Department of Environmental Protection spokesman John Poister said the well is located in a rural area where no homes or schools are located nearby. He said a DEP team at the site found no signs of threats to public health, noting that the fire was burning off volatile organic compounds in the gas. However, the fire was burning so hot that DEP crews have had to stay about 300 yards away, he said.
Poister said the agency now suspects the explosion and fire occurred on the surface and didn't happen inside the well itself. The industry refers to incidents where they lose control of an oil or gas well as blowouts, but they can take place inside a well—because of a rapid increase in oil or gas pressure that ruptures pipes—or at the surface, because of sparks or other causes. Poister said further investigation will be needed.
Poister said of the missing worker that everyone "just hopes for the best.
Chevron had previously completed drilling and hydraulically fracturing, or fracking, the well and was in the final stages of using steel pipe to hook it up to a pipeline distribution network for production, he said.

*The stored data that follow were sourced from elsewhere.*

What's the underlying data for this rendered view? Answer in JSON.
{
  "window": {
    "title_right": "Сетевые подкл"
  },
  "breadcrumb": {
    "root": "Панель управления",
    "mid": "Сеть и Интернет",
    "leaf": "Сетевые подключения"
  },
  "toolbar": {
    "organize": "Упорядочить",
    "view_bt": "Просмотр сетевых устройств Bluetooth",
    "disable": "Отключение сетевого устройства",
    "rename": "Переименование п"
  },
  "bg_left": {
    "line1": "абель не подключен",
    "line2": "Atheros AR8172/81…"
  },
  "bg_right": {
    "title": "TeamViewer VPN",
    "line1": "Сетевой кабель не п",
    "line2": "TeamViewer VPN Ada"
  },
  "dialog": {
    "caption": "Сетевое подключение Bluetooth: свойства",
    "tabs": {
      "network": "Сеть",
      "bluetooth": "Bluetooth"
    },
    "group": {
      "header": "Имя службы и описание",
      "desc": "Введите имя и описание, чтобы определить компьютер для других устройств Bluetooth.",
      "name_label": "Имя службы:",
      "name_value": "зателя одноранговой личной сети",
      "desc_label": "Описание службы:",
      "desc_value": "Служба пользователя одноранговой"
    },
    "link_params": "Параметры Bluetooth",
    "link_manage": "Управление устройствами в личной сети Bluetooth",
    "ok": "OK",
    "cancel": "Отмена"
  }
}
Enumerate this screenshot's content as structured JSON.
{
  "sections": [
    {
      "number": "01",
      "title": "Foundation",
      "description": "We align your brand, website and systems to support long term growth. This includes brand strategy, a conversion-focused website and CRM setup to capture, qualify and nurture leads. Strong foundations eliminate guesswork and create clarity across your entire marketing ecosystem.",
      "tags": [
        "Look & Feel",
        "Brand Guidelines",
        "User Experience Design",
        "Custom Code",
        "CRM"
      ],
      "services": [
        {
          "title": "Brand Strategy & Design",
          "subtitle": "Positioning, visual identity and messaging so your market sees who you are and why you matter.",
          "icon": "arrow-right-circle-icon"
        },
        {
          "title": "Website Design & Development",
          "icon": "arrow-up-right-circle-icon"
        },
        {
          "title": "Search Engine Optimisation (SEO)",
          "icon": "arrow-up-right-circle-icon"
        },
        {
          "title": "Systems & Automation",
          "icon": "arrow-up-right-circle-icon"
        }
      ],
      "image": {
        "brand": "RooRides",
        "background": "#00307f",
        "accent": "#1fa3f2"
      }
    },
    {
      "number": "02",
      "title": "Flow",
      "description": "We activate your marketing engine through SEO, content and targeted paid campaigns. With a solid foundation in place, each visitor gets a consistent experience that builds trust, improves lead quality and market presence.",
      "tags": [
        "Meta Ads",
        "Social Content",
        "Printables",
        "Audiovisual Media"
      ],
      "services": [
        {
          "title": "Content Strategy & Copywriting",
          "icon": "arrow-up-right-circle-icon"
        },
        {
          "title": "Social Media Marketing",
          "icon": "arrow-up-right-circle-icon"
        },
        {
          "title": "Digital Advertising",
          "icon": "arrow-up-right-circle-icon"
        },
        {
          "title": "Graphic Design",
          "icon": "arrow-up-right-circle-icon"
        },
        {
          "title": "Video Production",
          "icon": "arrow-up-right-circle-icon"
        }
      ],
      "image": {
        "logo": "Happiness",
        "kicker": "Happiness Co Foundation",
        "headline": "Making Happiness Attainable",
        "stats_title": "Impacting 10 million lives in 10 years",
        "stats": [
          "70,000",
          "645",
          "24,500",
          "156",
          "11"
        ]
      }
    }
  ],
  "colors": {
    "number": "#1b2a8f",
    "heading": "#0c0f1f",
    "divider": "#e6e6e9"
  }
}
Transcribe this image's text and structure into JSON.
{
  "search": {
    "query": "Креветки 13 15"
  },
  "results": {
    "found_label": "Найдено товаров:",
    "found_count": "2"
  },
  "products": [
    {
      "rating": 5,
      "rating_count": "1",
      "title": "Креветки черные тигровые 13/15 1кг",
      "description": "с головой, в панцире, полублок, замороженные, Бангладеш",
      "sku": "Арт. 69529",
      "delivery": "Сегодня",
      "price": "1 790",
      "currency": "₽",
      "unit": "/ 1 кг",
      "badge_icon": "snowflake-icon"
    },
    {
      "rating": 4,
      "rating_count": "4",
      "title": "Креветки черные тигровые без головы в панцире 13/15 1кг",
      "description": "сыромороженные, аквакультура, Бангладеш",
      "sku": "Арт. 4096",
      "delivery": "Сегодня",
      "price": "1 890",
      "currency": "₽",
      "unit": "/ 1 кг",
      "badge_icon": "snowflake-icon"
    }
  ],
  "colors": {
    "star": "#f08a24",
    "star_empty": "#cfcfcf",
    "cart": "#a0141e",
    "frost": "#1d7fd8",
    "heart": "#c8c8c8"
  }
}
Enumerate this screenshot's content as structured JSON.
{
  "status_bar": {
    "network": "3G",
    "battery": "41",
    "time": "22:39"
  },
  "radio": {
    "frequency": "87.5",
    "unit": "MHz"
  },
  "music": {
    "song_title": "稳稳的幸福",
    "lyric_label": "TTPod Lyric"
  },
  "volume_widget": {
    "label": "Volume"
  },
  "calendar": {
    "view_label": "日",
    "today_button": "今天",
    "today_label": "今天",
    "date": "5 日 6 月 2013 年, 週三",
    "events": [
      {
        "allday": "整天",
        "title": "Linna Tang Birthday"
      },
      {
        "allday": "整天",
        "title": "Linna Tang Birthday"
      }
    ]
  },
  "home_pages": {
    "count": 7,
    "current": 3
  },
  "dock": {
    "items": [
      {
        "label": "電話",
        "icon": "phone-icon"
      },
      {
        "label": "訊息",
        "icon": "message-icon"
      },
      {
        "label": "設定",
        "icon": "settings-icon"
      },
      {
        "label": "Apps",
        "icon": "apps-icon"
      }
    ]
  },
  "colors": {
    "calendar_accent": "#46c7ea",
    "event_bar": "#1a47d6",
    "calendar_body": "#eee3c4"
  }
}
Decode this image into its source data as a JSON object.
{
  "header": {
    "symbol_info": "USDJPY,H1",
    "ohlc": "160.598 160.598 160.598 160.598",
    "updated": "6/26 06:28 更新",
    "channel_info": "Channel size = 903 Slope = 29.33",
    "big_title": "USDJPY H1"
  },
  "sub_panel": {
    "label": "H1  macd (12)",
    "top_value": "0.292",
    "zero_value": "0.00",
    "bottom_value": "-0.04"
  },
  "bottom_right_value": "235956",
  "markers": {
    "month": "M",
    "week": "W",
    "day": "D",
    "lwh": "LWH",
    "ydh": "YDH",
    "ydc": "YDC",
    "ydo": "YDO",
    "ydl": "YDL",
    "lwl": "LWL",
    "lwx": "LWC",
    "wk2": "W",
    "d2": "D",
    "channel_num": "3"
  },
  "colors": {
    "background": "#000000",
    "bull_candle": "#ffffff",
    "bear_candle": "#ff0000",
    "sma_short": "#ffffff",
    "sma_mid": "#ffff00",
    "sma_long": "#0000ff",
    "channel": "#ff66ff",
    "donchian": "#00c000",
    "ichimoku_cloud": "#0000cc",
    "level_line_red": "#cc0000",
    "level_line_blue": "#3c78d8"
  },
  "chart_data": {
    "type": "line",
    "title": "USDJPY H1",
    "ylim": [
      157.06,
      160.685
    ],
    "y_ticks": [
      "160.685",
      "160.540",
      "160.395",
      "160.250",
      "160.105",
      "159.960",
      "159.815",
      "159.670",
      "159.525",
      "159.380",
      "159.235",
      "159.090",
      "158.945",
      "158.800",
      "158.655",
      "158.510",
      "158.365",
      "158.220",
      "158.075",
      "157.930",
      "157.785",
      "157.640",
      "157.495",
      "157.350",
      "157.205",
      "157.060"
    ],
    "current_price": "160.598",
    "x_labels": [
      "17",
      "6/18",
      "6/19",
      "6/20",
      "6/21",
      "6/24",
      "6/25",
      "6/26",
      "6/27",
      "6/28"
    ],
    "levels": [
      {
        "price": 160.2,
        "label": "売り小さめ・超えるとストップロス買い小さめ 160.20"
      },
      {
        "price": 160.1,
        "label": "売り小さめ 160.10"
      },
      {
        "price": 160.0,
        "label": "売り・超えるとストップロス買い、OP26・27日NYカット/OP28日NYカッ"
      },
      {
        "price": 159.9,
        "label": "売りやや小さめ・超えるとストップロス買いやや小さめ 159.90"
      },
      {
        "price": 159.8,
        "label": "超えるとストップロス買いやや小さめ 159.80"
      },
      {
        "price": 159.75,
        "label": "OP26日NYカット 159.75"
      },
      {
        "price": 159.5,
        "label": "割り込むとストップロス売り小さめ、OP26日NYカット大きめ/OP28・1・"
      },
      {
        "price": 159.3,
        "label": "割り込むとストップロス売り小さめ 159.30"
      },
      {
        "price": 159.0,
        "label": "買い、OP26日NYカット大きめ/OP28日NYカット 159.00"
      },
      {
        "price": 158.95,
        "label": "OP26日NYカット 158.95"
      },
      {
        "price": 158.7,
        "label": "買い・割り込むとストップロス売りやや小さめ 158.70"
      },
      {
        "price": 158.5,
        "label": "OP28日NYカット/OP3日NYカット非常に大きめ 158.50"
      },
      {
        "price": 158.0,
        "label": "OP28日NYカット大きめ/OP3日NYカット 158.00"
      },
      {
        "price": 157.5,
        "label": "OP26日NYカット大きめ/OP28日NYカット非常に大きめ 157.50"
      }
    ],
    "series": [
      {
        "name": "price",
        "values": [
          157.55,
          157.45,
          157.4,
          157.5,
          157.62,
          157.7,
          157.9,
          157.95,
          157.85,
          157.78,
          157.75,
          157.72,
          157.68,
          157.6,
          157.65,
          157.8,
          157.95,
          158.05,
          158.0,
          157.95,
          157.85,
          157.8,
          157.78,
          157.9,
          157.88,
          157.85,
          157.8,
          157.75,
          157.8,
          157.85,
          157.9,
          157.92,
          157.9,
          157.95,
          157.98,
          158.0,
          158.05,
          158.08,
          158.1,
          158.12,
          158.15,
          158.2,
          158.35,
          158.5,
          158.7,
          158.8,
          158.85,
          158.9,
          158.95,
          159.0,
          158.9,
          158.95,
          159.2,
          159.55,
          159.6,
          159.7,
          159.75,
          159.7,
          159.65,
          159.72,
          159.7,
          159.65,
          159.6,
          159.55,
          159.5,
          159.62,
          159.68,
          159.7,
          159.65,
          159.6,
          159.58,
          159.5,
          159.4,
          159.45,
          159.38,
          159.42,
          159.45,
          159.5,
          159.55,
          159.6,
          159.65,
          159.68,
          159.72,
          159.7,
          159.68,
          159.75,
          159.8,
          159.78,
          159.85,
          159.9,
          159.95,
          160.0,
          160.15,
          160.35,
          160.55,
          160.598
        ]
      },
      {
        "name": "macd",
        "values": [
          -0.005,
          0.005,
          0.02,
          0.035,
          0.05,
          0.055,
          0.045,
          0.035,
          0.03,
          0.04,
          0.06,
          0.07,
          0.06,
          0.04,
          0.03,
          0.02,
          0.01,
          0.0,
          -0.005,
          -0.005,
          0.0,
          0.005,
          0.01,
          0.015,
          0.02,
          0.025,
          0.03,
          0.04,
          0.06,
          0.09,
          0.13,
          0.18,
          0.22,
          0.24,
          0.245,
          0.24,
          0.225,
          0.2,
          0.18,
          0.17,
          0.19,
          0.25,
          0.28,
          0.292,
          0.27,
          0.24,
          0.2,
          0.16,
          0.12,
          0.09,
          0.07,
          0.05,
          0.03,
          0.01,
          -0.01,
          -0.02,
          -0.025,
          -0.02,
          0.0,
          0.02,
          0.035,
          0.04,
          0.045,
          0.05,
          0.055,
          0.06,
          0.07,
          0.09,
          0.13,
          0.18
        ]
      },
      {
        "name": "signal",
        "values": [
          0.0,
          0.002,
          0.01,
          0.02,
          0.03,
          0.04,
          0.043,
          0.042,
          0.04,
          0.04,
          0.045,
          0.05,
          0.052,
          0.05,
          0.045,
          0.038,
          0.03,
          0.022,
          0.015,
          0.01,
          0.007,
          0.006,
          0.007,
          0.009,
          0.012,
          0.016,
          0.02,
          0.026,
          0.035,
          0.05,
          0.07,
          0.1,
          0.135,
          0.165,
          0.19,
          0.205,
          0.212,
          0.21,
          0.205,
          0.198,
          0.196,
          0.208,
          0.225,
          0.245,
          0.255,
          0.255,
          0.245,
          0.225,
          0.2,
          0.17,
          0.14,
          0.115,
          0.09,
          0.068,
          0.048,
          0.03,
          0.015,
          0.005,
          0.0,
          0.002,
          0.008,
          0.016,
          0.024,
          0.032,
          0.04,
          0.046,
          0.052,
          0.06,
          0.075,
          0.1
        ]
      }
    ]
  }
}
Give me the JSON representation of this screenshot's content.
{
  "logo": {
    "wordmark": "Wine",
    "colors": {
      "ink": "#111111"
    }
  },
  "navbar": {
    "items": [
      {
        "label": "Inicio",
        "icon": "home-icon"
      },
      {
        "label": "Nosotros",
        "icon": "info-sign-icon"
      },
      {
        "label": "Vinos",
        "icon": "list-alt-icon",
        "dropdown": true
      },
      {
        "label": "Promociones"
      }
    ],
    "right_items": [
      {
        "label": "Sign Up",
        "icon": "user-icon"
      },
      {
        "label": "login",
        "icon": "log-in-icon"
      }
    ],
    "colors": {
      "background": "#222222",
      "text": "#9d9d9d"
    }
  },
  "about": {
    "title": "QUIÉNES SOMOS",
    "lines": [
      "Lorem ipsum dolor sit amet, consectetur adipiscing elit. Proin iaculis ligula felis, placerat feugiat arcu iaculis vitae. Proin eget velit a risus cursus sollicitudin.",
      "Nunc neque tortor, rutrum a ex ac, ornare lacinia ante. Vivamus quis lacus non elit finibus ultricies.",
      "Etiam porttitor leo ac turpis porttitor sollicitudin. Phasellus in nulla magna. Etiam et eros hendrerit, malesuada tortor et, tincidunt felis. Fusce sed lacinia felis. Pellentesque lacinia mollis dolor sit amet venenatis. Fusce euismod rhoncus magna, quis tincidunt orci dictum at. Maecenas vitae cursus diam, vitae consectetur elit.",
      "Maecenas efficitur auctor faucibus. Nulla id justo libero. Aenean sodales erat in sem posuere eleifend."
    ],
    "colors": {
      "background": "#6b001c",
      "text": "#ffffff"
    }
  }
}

State police established a half-mile perimeter around the well.
"We want to find out how this happened and why," Poister said, adding that it was the first serious Marcellus Shale well explosion in western Pennsylvania.
The Marcellus Shale formation lies under large parts of Pennsylvania, West Virginia, Ohio and other neighboring states; it's currently the country's most productive natural gas field.
Poister said experts from Houston-based Wild Well Control arrived on the site Tuesday evening to begin working out a plan to extinguish the fire. The Texas company specializes in responding to well site fires around the country, and Wild Well representative Patti Green provided statistics that suggest major fires are rare. In the U.S. last year, Wild Well responded to five surface well blowouts accompanied by fires and 25 other surface blowouts that had no fires.